Born in Chennai, India, he recently graduated from the Art Studio MFA program at University of California, Davis. He has also received BVA in Painting and Printmaking and MVA in Painting from the M.S University of Baroda, India.

                                                                                   Artist Statement
Through figurative paintings and drawings, I have been meditating on people and their surroundings. An underlying aggrieved energy, suggestive of my concerns with alienation, oppression, and emancipation runs  through these works.
The current body of paintings is based on witnessing the commemoration of the Kilvenmani martyr’s day. I hope to express viscerally the embodied unity and joy in the organized oppressed people but also to meditate on the decline and failures of this movement in recent history. 
On Christmas Eve,1968, the village of Kilvenmani in the Nagapattinam district of southeastern India witnessed a horrific massacre. Under exploitative and unequal land relations, the peasants had become organized and militant; frustrated, one of the landlords and his henchmen killed 44 landless laborers by setting them on fire inside a hut. 
Since then, this region where my forebearers are from, has undergone several waves of land redistribution, transforming social relations. The day is now remembered with organized strength and joy by the peasants and the others in the region. I witnessed this in 2021.Using pastels and oil paint, I am meditating on the scenes of the commemoration. The character of Oil paint lends itself to expressing a sense of passion and hope simultaneously with a gloomy undertone. 
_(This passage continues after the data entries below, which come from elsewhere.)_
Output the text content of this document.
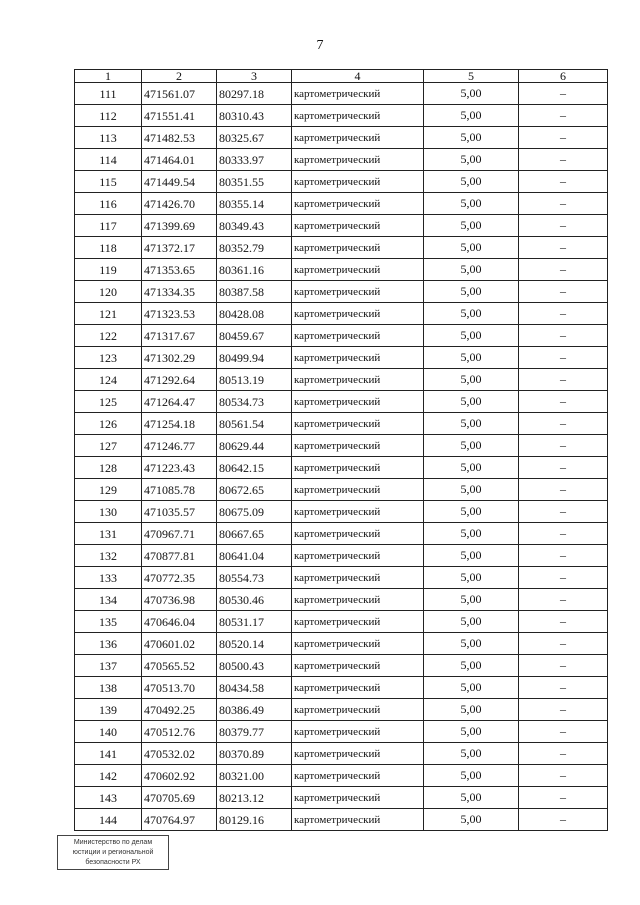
7
1	2	3	4	5	6
111	471561.07	80297.18	картометрический	5,00	–
112	471551.41	80310.43	картометрический	5,00	–
113	471482.53	80325.67	картометрический	5,00	–
114	471464.01	80333.97	картометрический	5,00	–
115	471449.54	80351.55	картометрический	5,00	–
116	471426.70	80355.14	картометрический	5,00	–
117	471399.69	80349.43	картометрический	5,00	–
118	471372.17	80352.79	картометрический	5,00	–
119	471353.65	80361.16	картометрический	5,00	–
120	471334.35	80387.58	картометрический	5,00	–
121	471323.53	80428.08	картометрический	5,00	–
122	471317.67	80459.67	картометрический	5,00	–
123	471302.29	80499.94	картометрический	5,00	–
124	471292.64	80513.19	картометрический	5,00	–
125	471264.47	80534.73	картометрический	5,00	–
126	471254.18	80561.54	картометрический	5,00	–
127	471246.77	80629.44	картометрический	5,00	–
128	471223.43	80642.15	картометрический	5,00	–
129	471085.78	80672.65	картометрический	5,00	–
130	471035.57	80675.09	картометрический	5,00	–
131	470967.71	80667.65	картометрический	5,00	–
132	470877.81	80641.04	картометрический	5,00	–
133	470772.35	80554.73	картометрический	5,00	–
134	470736.98	80530.46	картометрический	5,00	–
135	470646.04	80531.17	картометрический	5,00	–
136	470601.02	80520.14	картометрический	5,00	–
137	470565.52	80500.43	картометрический	5,00	–
138	470513.70	80434.58	картометрический	5,00	–
139	470492.25	80386.49	картометрический	5,00	–
140	470512.76	80379.77	картометрический	5,00	–
141	470532.02	80370.89	картометрический	5,00	–
142	470602.92	80321.00	картометрический	5,00	–
143	470705.69	80213.12	картометрический	5,00	–
144	470764.97	80129.16	картометрический	5,00	–
Министерство по делам
юстиции и региональной
безопасности РХ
This body of paintings is affected conceptually and formally by my sculptural experimentation to build large objects and site-specific monuments. Through the readings from James E. Young and Miwon Kwon, I was introduced to the concept of "anti-monumental" art and other approaches to public art and community-based projects being explored by contemporary Western Artists. Similarly, delving into the writings of Nav Hak and Ken Lum provided me with a nuanced understanding of multiculturalism and identity politics within the art world.